C'est dans ma tête. Procès de Killian à Nice, quand un adolescent se transforme en tueur
Le procès de Killian, 19 ans, se déroule à huis clos depuis le début du mois de mars, à Nice devant la cour d'assises des mineurs des Alpes-Maritimes. Killian était mineur à l'époque des faits, le 16 mars 2017. Comment un adolescent, un lycéen peut-il, du jour au lendemain, se transformer en tueur ?
Il y a trois ans, le 16 Mars 2017, alors qu’il n’avait que 16 ans, Killian B. avait ouvert le feu dans son lycée de Grasse, et fait cinq blessés. Les fusillades de ce type sont, on le sait, rares en France, alors qu’elles sont beaucoup plus nombreuses aux États-Unis (on se souvient de celle de Columbine, en 1999) mais néanmoins, elles nous interrogent.
franceinfo : Comment un adolescent, un lycéen peut-il, du jour au lendemain, se transformer en tueur ?
Claude Halmos, psychanalyste : Chaque cas est particulier, bien sûr, et je ne peux pas parler de Killian, puisque je ne l’ai pas écouté. Mais, d’un point de vue général, la première chose que l’on peut dire est que les histoires comme la sienne sont toujours perçues, par un "psy", comme un immense gâchis.
Pourquoi ?
Parce qu’un adolescent ne se transforme jamais, du jour au lendemain, en tueur. Un passage à l’acte peut effectivement surgir un beau matin. Mais il a toujours des racines profondes, et qui remontent à loin. Et on peut parler de gâchis, parce que l’explosion qui se préparait a toujours donné des signes avant de se produire, et que, si ces signes avaient été entendus, elle aurait sans doute pu être évitée.
Que voulez-vous dire ?
Pour faire un passage à l’acte de ce type, il faut aller très mal, et depuis très longtemps : un garçon qui va bien ne se réveille pas un beau matin en se disant qu’il va tuer tout le monde. S’il le fait, c’est d’une part que, en lui, certaines barrières psychiques n’ont pas été construites, et qu’il peut tuer ; tout le monde ne peut pas tuer. Et d’autre part que, même s’il paraît à peu près intégré dans la vie réelle, il vit en fait, au moins en partie, en dehors de la réalité, dans un monde imaginaire, et peut-être même un peu délirant.
La question est en effet de savoir ce que ce garçon aurait voulu inconsciemment tuer, en tuant les élèves et les enseignants de son lycée, de quoi ils étaient devenus pour lui, inconsciemment, le symbole, et pourquoi. Lui seul pourrait le dire. Mais, quoiqu’il en soit, il faut avoir, pour en arriver là, une histoire familiale lourde, et des difficultés à vivre ; et être resté sans aide, parce que personne ne s’en est aperçu.
On a dit qu’il était fasciné par la tuerie de Columbine…
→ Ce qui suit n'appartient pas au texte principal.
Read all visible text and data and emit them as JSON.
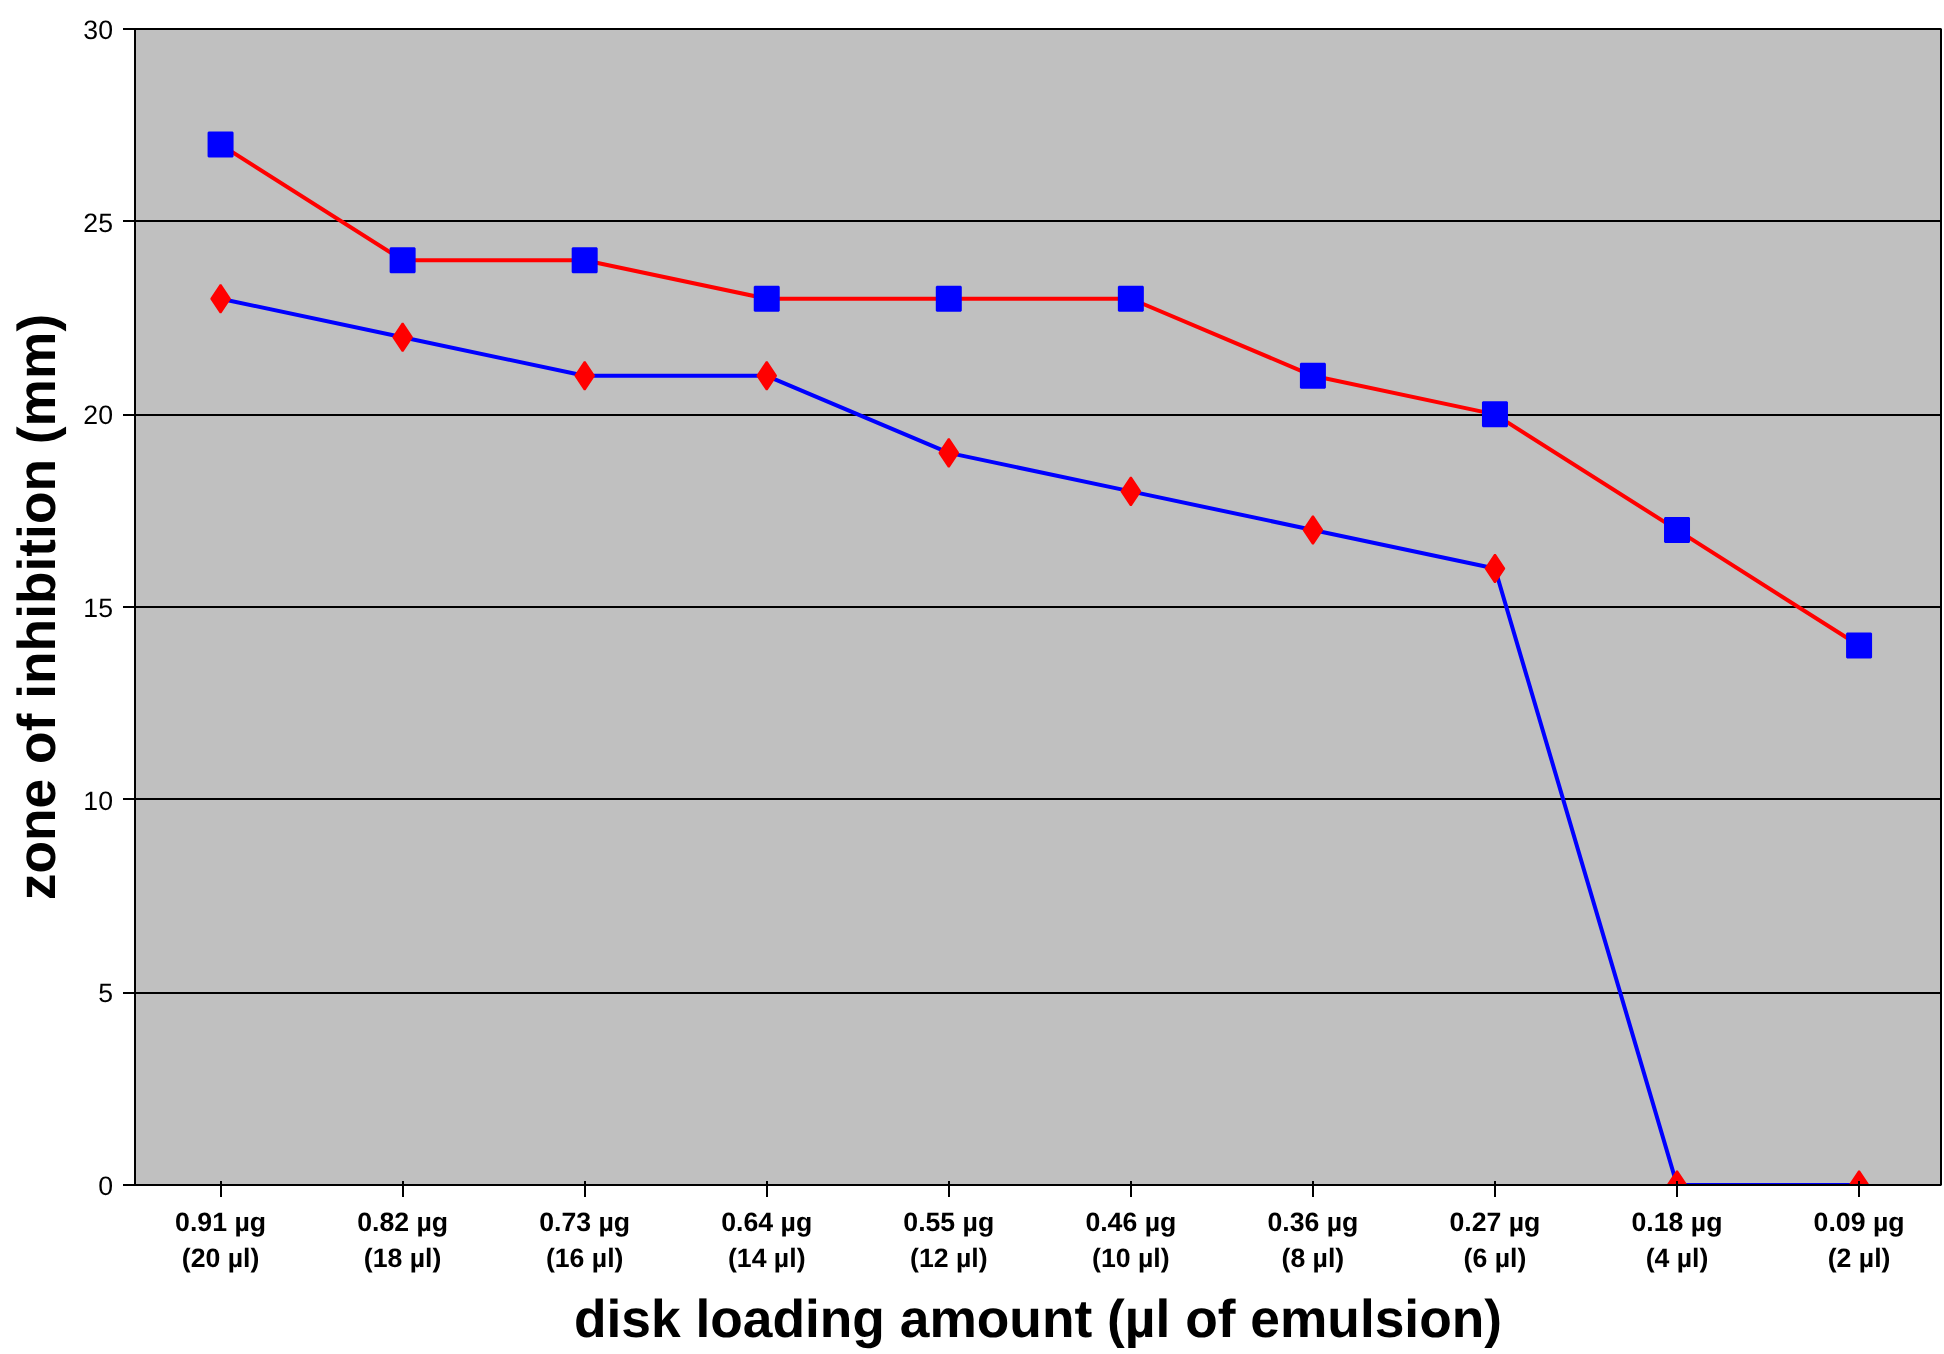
{
  "chart_data": {
    "type": "line",
    "xlabel": "disk loading amount (µl of emulsion)",
    "ylabel": "zone of inhibition (mm)",
    "categories": [
      "0.91 µg\n(20 µl)",
      "0.82 µg\n(18 µl)",
      "0.73 µg\n(16 µl)",
      "0.64 µg\n(14 µl)",
      "0.55 µg\n(12 µl)",
      "0.46 µg\n(10 µl)",
      "0.36 µg\n(8 µl)",
      "0.27 µg\n(6 µl)",
      "0.18 µg\n(4 µl)",
      "0.09 µg\n(2 µl)"
    ],
    "series": [
      {
        "color": "#ff0000",
        "marker": "square",
        "colors": [
          "#0000ff",
          "#0000ff",
          "#0000ff",
          "#0000ff",
          "#0000ff",
          "#0000ff",
          "#0000ff",
          "#0000ff",
          "#0000ff",
          "#0000ff"
        ],
        "values": [
          27,
          24,
          24,
          23,
          23,
          23,
          21,
          20,
          17,
          14
        ]
      },
      {
        "color": "#0000ff",
        "marker": "diamond",
        "colors": [
          "#ff0000",
          "#ff0000",
          "#ff0000",
          "#ff0000",
          "#ff0000",
          "#ff0000",
          "#ff0000",
          "#ff0000",
          "#ff0000",
          "#ff0000"
        ],
        "values": [
          23,
          22,
          21,
          21,
          19,
          18,
          17,
          16,
          0,
          0
        ]
      }
    ],
    "ylim": [
      0,
      30
    ],
    "yticks": [
      0,
      5,
      10,
      15,
      20,
      25,
      30
    ],
    "grid": "y"
  }
}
Cette fascination, par exemple, aurait dû inquiéter. Parce que les tueries, ou les attentats, ne fascinent que des gens qui sont, du fait de leur histoire, habités par un imaginaire de violence, et de mort. Et c’est très dangereux, parce que ces évènements peuvent leur servir de modèles, et les aider à passer du fantasme de tuer, au meurtre réel.
Et l’exemple de Columbine est particulièrement dangereux, parce qu’il exprime, outre la folie du tueur, celle de la partie de l’Amérique qui, en banalisant les armes, banalise le meurtre et la mort, et favorise de ce fait les passages à l’acte de personnes fragiles.